Der zweite Grund ist persönlich. Denn diese Filme lassen mich (mehr als andere) über mein eigenes Leben nachdenken. Wenn es alternative Universen gibt, in denen ich zum Beispiel jeweils mit all den Leuten, die irgendwann (aus Gründen) nicht mehr Teil meines Lebens waren, noch immer in einer Beziehung oder freundschaftlich verbunden bin – welchen Einfluss hätte das? Wie sähen diese Versionen von mir aus? Was würden sie heute tun?

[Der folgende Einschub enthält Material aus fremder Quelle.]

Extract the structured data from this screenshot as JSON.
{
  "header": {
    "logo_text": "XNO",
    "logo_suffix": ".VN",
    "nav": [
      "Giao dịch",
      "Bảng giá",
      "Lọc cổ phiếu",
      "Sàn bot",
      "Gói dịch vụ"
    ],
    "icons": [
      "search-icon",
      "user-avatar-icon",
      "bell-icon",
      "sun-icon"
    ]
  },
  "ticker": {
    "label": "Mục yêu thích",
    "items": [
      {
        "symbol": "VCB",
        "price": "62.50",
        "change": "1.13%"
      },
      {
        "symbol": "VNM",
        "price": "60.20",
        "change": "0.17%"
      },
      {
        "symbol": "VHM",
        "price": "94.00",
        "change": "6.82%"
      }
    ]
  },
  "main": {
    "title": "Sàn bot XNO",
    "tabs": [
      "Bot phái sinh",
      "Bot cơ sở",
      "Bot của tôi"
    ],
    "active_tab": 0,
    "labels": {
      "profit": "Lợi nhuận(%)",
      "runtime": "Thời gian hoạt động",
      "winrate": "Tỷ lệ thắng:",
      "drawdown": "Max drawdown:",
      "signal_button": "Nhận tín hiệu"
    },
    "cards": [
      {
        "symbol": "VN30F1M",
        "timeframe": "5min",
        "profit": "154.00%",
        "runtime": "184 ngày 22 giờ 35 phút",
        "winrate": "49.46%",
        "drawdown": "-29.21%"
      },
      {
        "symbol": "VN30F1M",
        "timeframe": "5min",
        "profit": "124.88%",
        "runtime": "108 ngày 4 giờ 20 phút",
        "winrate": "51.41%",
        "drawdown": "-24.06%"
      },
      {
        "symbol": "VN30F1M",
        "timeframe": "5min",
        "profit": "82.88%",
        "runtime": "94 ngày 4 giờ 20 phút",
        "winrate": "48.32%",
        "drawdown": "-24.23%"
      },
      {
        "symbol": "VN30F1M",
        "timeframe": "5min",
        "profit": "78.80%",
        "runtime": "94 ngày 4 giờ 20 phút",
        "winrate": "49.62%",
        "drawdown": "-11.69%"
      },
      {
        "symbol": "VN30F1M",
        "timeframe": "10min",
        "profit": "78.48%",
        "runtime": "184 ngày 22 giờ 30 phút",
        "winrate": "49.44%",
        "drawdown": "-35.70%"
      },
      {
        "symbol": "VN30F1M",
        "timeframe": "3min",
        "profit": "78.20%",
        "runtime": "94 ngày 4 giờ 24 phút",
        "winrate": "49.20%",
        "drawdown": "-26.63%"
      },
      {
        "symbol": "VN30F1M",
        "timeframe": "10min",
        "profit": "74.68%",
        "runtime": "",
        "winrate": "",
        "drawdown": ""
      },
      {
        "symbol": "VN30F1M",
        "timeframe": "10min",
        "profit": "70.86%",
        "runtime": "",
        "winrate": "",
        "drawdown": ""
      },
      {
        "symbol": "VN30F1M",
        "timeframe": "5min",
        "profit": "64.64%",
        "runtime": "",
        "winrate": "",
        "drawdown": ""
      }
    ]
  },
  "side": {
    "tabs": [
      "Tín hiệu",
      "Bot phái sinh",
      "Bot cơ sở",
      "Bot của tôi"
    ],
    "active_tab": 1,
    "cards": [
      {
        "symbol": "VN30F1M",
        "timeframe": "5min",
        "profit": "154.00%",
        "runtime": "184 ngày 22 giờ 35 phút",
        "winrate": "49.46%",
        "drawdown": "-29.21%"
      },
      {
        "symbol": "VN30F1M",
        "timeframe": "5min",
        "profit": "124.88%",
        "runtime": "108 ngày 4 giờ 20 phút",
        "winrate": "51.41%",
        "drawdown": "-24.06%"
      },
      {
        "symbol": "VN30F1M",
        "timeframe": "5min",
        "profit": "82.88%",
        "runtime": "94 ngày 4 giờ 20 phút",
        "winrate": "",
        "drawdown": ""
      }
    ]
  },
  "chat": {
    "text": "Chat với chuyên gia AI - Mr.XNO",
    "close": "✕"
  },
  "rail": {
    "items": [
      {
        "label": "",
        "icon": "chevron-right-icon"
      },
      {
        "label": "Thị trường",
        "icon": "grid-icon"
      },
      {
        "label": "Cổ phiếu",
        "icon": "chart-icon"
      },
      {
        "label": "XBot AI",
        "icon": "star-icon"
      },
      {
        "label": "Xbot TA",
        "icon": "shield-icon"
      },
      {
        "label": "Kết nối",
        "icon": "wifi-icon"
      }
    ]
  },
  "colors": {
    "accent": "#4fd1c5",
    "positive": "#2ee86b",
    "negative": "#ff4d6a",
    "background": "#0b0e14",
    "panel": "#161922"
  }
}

In einigen Fällen hätte ich womöglich nicht den Studiengang gewählt, für den ich mich (nach einer Irrfahrt ins Jurastudium) entschieden habe. Ich hätte einen anderen Job. Ich würde wahrscheinlich nicht in Berlin wohnen. Ich besäße weniger DVDs. Ich hätte manches über mich nie erfahren, aber vielleicht andere Dinge gewagt, die ich mich in „meinem“ Universum nie getraut habe. Ein bisschen muss ich meinem Kollegen Sebastian widersprechen: Irgendwie würde ich diesen alternativen Ichs gerne mal begegnen. Manche von ihnen würde ich womöglich beneiden, andere belächeln; auf ein paar wäre ich stolz, andere würde ich verachten. Wäre das vielleicht ein guter Filmstoff? Mir selbst fehlt die Energie, um das zu beurteilen. Soll doch ein anderes, selbstbewussteres Ich das mal pitchen.